Conformational constraint in oxazolidinone antibacterials. Synthesis and structure-activity studies of (azabicyclo[3.1.0]hexylphenyl)oxazolidinones

Abstract

The oxazolidinones are a new class of synthetic antibacterials effective against a broad range of pathogenic Gram-positive bacteria, including multi-drug-resistant strains. Linezolid is the first drug from this class to reach the market and has become an important new option for the treatment of serious infections, particularly those caused by methicillin-resistant Staphylococcus aureus (MRSA) and vancomycin-resistant Enteroccocus faecium (VRE). In the search for novel oxazolidinones with improved potency and spectrum, we have prepared and evaluated the antibacterial properties of conformationally constrained analogues in which the morpholine ring of linezolid is replaced with various substituted azabicyclo[3.1.0]hexyl ring systems.
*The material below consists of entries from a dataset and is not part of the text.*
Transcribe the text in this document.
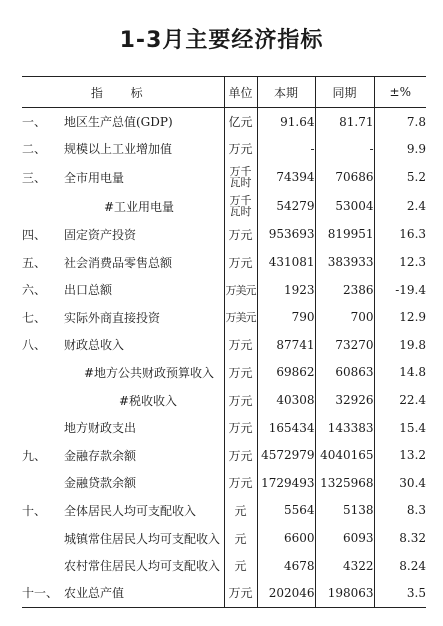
1-3月主要经济指标
指 标		单位	本期	同期	±%
一、	地区生产总值(GDP)	亿元	91.64	81.71	7.8
二、	规模以上工业增加值	万元	-	-	9.9
三、	全市用电量	万千
瓦时	74394	70686	5.2
	#工业用电量	万千
瓦时	54279	53004	2.4
四、	固定资产投资	万元	953693	819951	16.3
五、	社会消费品零售总额	万元	431081	383933	12.3
六、	出口总额	万美元	1923	2386	-19.4
七、	实际外商直接投资	万美元	790	700	12.9
八、	财政总收入	万元	87741	73270	19.8
	#地方公共财政预算收入	万元	69862	60863	14.8
	#税收收入	万元	40308	32926	22.4
	地方财政支出	万元	165434	143383	15.4
九、	金融存款余额	万元	4572979	4040165	13.2
	金融贷款余额	万元	1729493	1325968	30.4
十、	全体居民人均可支配收入	元	5564	5138	8.3
	城镇常住居民人均可支配收入	元	6600	6093	8.32
	农村常住居民人均可支配收入	元	4678	4322	8.24
十一、	农业总产值	万元	202046	198063	3.5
Several classes of azabicyclic analogues were identified with activity comparable or superior to that of linezolid. These include analogues bearing hydroxyl, amino, amido, or carboxyl groups on the azabicyclic ring. The azabicyclic acid analogue 50 was 4 times more potent than linezolid against key Gram-positive and fastidious Gram-negative pathogens (S. aureus, Streptococcus pneumoniae, and E. faecalis MICs < or = 1 microg/mL; Haemophilus influenzae MIC = 4 microg/mL).